The main problem has to do with the speed with which the tangentoidal function approaches its vertical asymptotes. It therefore might be a good idea to try to increase the period slightly while keeping all the other parameters the same as for Figure 6. Instead of a period of 5.40387, then, let’s try 5.5. The resulting sum of squares is 986,841.18, which is a considerable improvement over our previous tries. The corresponding function is shown in Figure 7 and we see that it now appears to be a very poor fit to almost all of the points, though it misses the two end points most especially. In large part, the problem is that the slope, 10, at the centerpoint appears to be much too small. If we try 100 instead, we get a much larger value for the sum of the squares (about 17,721,000), but the function seems to be a considerably better fit to the intermediate points (see Figure 8).
We leave it to the interested reader to continue the search to see how small a value can be obtained for the sum of the squares and how closely one can find a tangentoidal curve to fit the data. The two goals appear to be contradictory, though; reducing the sum of the squares comes at the cost of a poorer fit to most of the data points and a good fit to most of the points seems to miss the two extreme points quite badly, resulting in a very large value for the sum of the squares. However, this can lead to a very instructive and spirited class discussion, because a final determination is more of a judgment call than anything else. Moreover, we also note that the values obtained for the sum of the squares are extremely sensitive to slight changes in any of the four parameters.

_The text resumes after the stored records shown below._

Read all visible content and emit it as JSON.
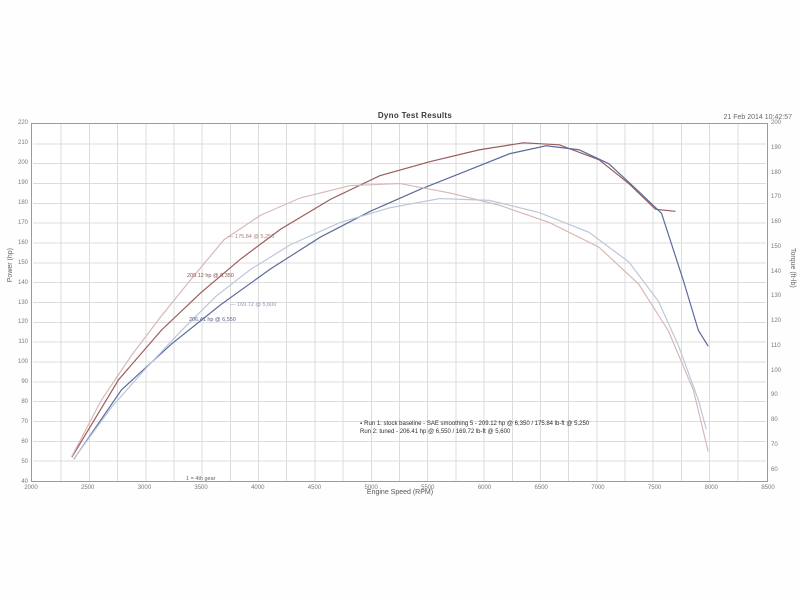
{
  "header": {
    "title": "Dyno Test Results",
    "meta": "21 Feb 2014  10:42:57"
  },
  "axes": {
    "x": {
      "title": "Engine Speed (RPM)",
      "min": 2000,
      "max": 8500,
      "grid_step": 250,
      "label_step": 500
    },
    "y_left": {
      "title": "Power (hp)",
      "min": 40,
      "max": 220,
      "step": 10
    },
    "y_right": {
      "title": "Torque (ft-lb)",
      "min": 55,
      "max": 200,
      "step": 10
    }
  },
  "colors": {
    "grid": "#dcdcdc",
    "plot_border": "#9b9b9b",
    "run1_power": "#9a5c5c",
    "run2_power": "#5c6c9a",
    "run1_torque": "#d8b8b8",
    "run2_torque": "#bcc6da",
    "text": "#555555"
  },
  "notes": {
    "marker": "▪",
    "line1": "Run 1: stock baseline - SAE smoothing 5 - 209.12 hp @ 6,350 / 175.84 lb-ft @ 5,250",
    "line2": "Run 2: tuned - 206.41 hp @ 6,550 / 169.72 lb-ft @ 5,600"
  },
  "corner_note": "1 = 4th gear",
  "chart_data": {
    "type": "line",
    "title": "Dyno Test Results",
    "xlabel": "Engine Speed (RPM)",
    "ylabel_left": "Power (hp)",
    "ylabel_right": "Torque (ft-lb)",
    "x_range": [
      2000,
      8500
    ],
    "y_left_range": [
      40,
      220
    ],
    "y_right_range": [
      55,
      200
    ],
    "grid": true,
    "legend_position": "in-chart annotations",
    "series": [
      {
        "name": "Run 1 Power (hp)",
        "axis": "left",
        "color": "#9a5c5c",
        "points": [
          [
            2344,
            52
          ],
          [
            2758,
            91
          ],
          [
            3138,
            116
          ],
          [
            3490,
            135
          ],
          [
            3843,
            152
          ],
          [
            4196,
            167
          ],
          [
            4637,
            182
          ],
          [
            5078,
            194
          ],
          [
            5519,
            201
          ],
          [
            5960,
            207
          ],
          [
            6350,
            210.5
          ],
          [
            6666,
            209.5
          ],
          [
            7018,
            202
          ],
          [
            7283,
            190
          ],
          [
            7521,
            177
          ],
          [
            7697,
            176
          ]
        ]
      },
      {
        "name": "Run 2 Power (hp)",
        "axis": "left",
        "color": "#5c6c9a",
        "points": [
          [
            2362,
            51
          ],
          [
            2785,
            86
          ],
          [
            3226,
            109
          ],
          [
            3667,
            129
          ],
          [
            4108,
            147
          ],
          [
            4549,
            163
          ],
          [
            4990,
            176
          ],
          [
            5431,
            187
          ],
          [
            5872,
            197
          ],
          [
            6225,
            205
          ],
          [
            6550,
            209
          ],
          [
            6842,
            207
          ],
          [
            7106,
            200
          ],
          [
            7371,
            186
          ],
          [
            7574,
            175
          ],
          [
            7768,
            141
          ],
          [
            7900,
            116
          ],
          [
            7988,
            108
          ]
        ]
      },
      {
        "name": "Run 1 Torque (lb-ft)",
        "axis": "right",
        "color": "#d8b8b8",
        "points": [
          [
            2344,
            65
          ],
          [
            2608,
            88
          ],
          [
            2873,
            106
          ],
          [
            3138,
            122
          ],
          [
            3402,
            137
          ],
          [
            3693,
            153
          ],
          [
            4020,
            163
          ],
          [
            4372,
            170
          ],
          [
            4813,
            175
          ],
          [
            5254,
            175.8
          ],
          [
            5695,
            172
          ],
          [
            6136,
            167
          ],
          [
            6577,
            160
          ],
          [
            7018,
            150
          ],
          [
            7371,
            135
          ],
          [
            7635,
            116
          ],
          [
            7856,
            92
          ],
          [
            7988,
            67
          ]
        ]
      },
      {
        "name": "Run 2 Torque (lb-ft)",
        "axis": "right",
        "color": "#bcc6da",
        "points": [
          [
            2362,
            64
          ],
          [
            2697,
            85
          ],
          [
            3005,
            101
          ],
          [
            3314,
            116
          ],
          [
            3622,
            130
          ],
          [
            3931,
            141
          ],
          [
            4284,
            151
          ],
          [
            4725,
            160
          ],
          [
            5166,
            166
          ],
          [
            5607,
            169.7
          ],
          [
            6048,
            169
          ],
          [
            6489,
            164
          ],
          [
            6930,
            156
          ],
          [
            7283,
            144
          ],
          [
            7547,
            128
          ],
          [
            7724,
            110
          ],
          [
            7900,
            88
          ],
          [
            7971,
            76
          ]
        ]
      }
    ],
    "annotations": [
      {
        "x": 197,
        "y": 111,
        "text": "— 175.84 @ 5,250",
        "color": "#a97f7f"
      },
      {
        "x": 156,
        "y": 150,
        "text": "209.12 hp @ 6,350",
        "color": "#8a5151"
      },
      {
        "x": 199,
        "y": 179,
        "text": "— 169.72 @ 5,600",
        "color": "#8b97b5"
      },
      {
        "x": 158,
        "y": 194,
        "text": "206.41 hp @ 6,550",
        "color": "#535f85"
      }
    ]
  }
}
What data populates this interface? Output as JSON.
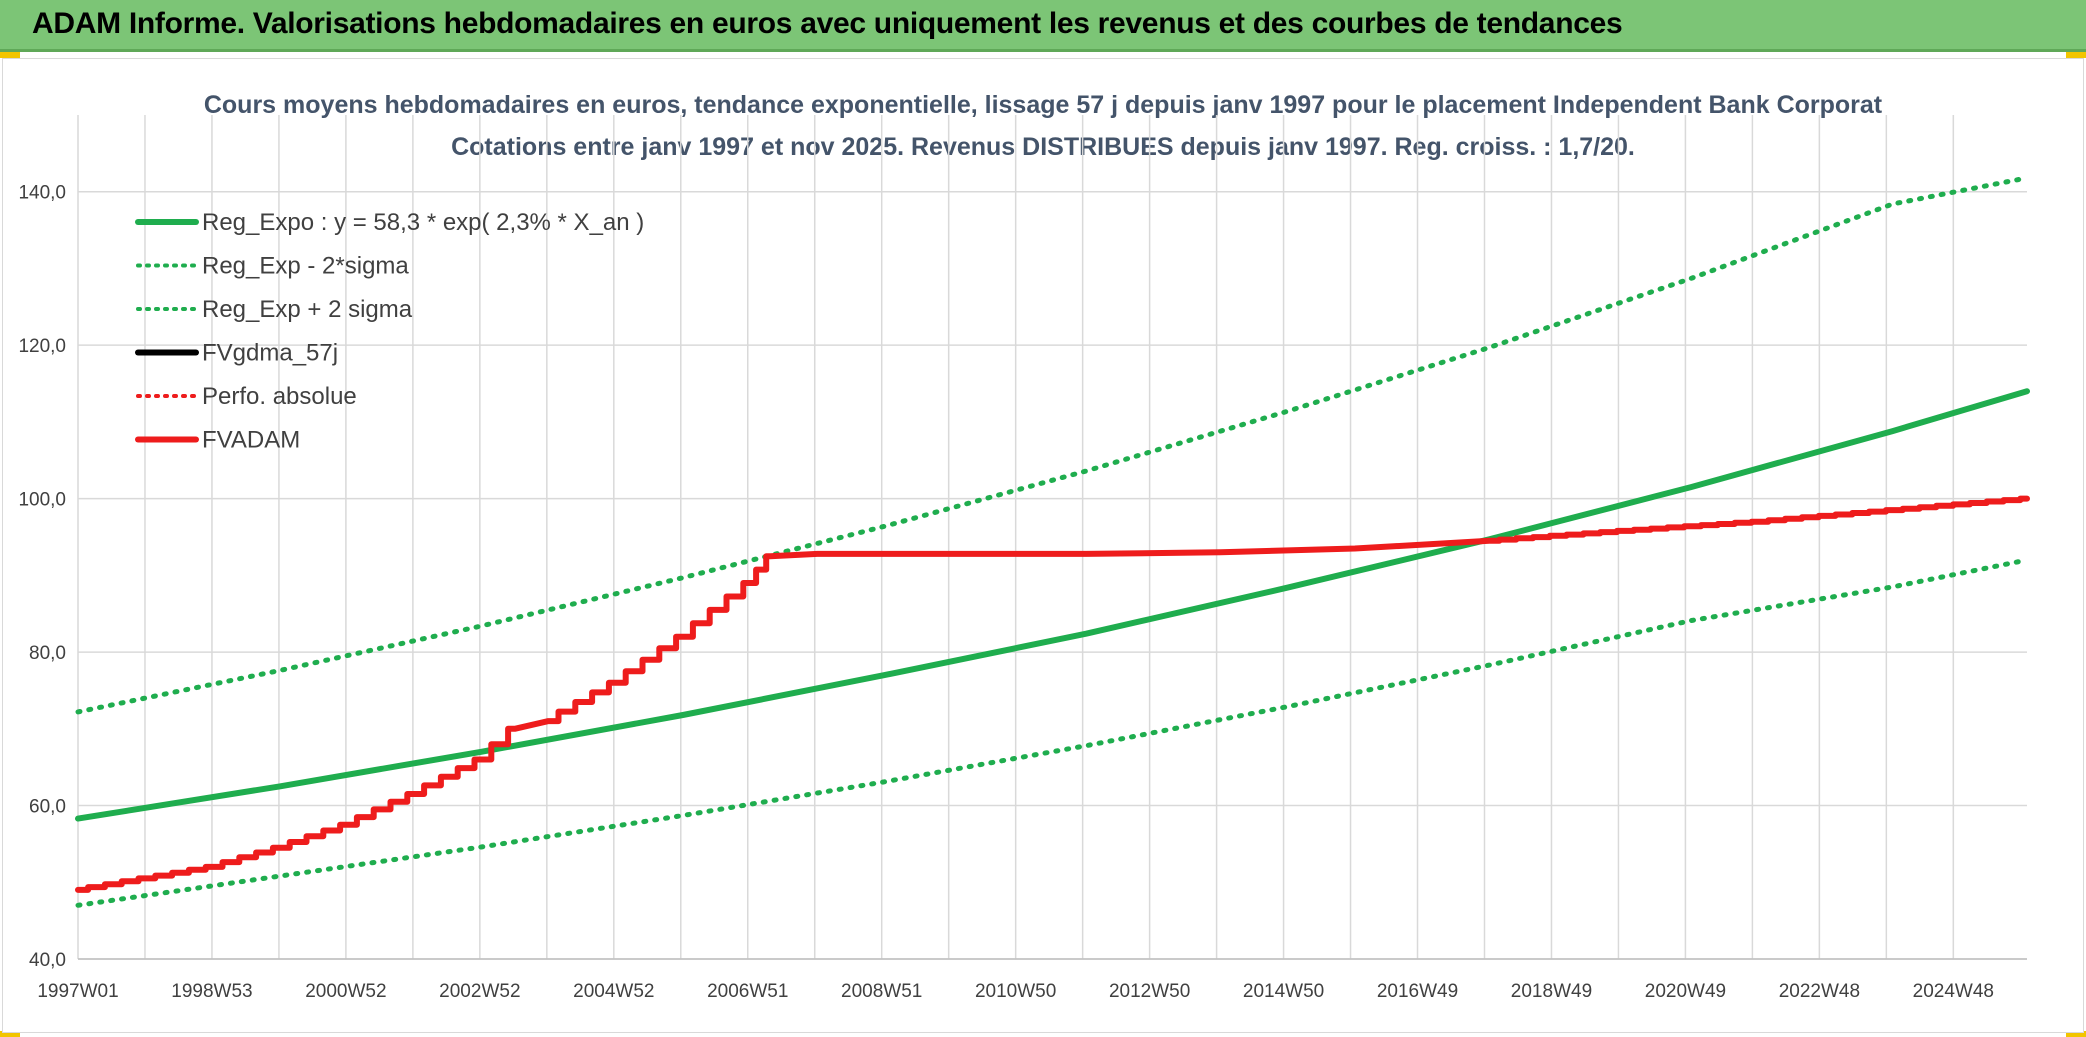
{
  "banner": {
    "title": "ADAM Informe. Valorisations hebdomadaires en euros avec uniquement les revenus et des courbes de tendances"
  },
  "colors": {
    "banner": "#7cc576",
    "green": "#1fad4e",
    "red": "#ee1c1c",
    "black": "#000000",
    "grid": "#d9d9d9"
  },
  "chart_data": {
    "type": "line",
    "title": "Cours moyens hebdomadaires en euros, tendance exponentielle, lissage 57 j depuis janv 1997 pour le placement Independent Bank Corporat",
    "subtitle": "Cotations entre janv 1997 et nov 2025. Revenus DISTRIBUES depuis janv 1997. Reg. croiss. : 1,7/20.",
    "xlabel": "",
    "ylabel": "",
    "ylim": [
      40,
      150
    ],
    "y_ticks": [
      "40,0",
      "60,0",
      "80,0",
      "100,0",
      "120,0",
      "140,0"
    ],
    "x_ticks": [
      "1997W01",
      "1998W53",
      "2000W52",
      "2002W52",
      "2004W52",
      "2006W51",
      "2008W51",
      "2010W50",
      "2012W50",
      "2014W50",
      "2016W49",
      "2018W49",
      "2020W49",
      "2022W48",
      "2024W48"
    ],
    "x_range_years": [
      1997.0,
      2026.0
    ],
    "grid": true,
    "legend_position": "top-left",
    "series": [
      {
        "name": "Reg_Expo : y = 58,3 * exp( 2,3% *  X_an )",
        "style": "solid",
        "color": "#1fad4e",
        "x": [
          1997,
          2000,
          2003,
          2006,
          2009,
          2012,
          2015,
          2018,
          2021,
          2024,
          2026
        ],
        "values": [
          58.3,
          62.5,
          67.0,
          71.8,
          77.0,
          82.4,
          88.4,
          94.7,
          101.5,
          108.8,
          114.0
        ]
      },
      {
        "name": "Reg_Exp - 2*sigma",
        "style": "dotted",
        "color": "#1fad4e",
        "x": [
          1997,
          2000,
          2003,
          2006,
          2009,
          2012,
          2015,
          2018,
          2021,
          2024,
          2026
        ],
        "values": [
          47.0,
          50.8,
          54.6,
          58.7,
          63.1,
          67.8,
          72.9,
          78.3,
          84.1,
          88.5,
          92.0
        ]
      },
      {
        "name": "Reg_Exp + 2 sigma",
        "style": "dotted",
        "color": "#1fad4e",
        "x": [
          1997,
          2000,
          2003,
          2006,
          2009,
          2012,
          2015,
          2018,
          2021,
          2024,
          2026
        ],
        "values": [
          72.2,
          77.6,
          83.4,
          89.7,
          96.4,
          103.6,
          111.4,
          119.7,
          128.7,
          138.4,
          141.8
        ]
      },
      {
        "name": "FVgdma_57j",
        "style": "solid",
        "color": "#000000",
        "x": [],
        "values": []
      },
      {
        "name": "Perfo. absolue",
        "style": "dotted",
        "color": "#ee1c1c",
        "x": [],
        "values": []
      },
      {
        "name": "FVADAM",
        "style": "solid-steps",
        "color": "#ee1c1c",
        "x": [
          1997,
          1998,
          1999,
          2000,
          2001,
          2002,
          2003,
          2003.5,
          2004,
          2005,
          2006,
          2007,
          2007.3,
          2008,
          2010,
          2012,
          2014,
          2016,
          2018,
          2020,
          2022,
          2024,
          2026
        ],
        "values": [
          49.0,
          50.5,
          52.0,
          54.5,
          57.5,
          61.5,
          66.0,
          70.0,
          71.0,
          76.0,
          82.0,
          89.0,
          92.5,
          92.8,
          92.8,
          92.8,
          93.0,
          93.5,
          94.5,
          95.8,
          97.0,
          98.5,
          100.0
        ]
      }
    ]
  }
}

We note that this kind of investigatory challenge of finding parameters to produce the best possible fit, both graphically and numerically in terms of the sum of the squares, is something that students really get excited about. The present author has found that, at one level, this becomes a highly competitive game as each student tries to get the best results, assuming that all have access to some kind of technology to produce the graphs and the calculations in the classroom. On another level, it provides repeated reinforcement for the meaning of the parameters – it is no longer a matter of memorizing (hopefully) a few words that have little meaning to them and which they all too often use interchangeably.
Moreover, it is also fairly easy to generate comparable sets of data to assign projects to individual students or small groups of students to perform similar analyses and subsequent investigations. Unfortunately, there seem to be few, if any, realistic situations in which real-world data fall into tangentoidal patterns, unlike the case with sinusoidal behavior. Consequently, this exploration is more in the nature of a mathematical exercise than a practical one.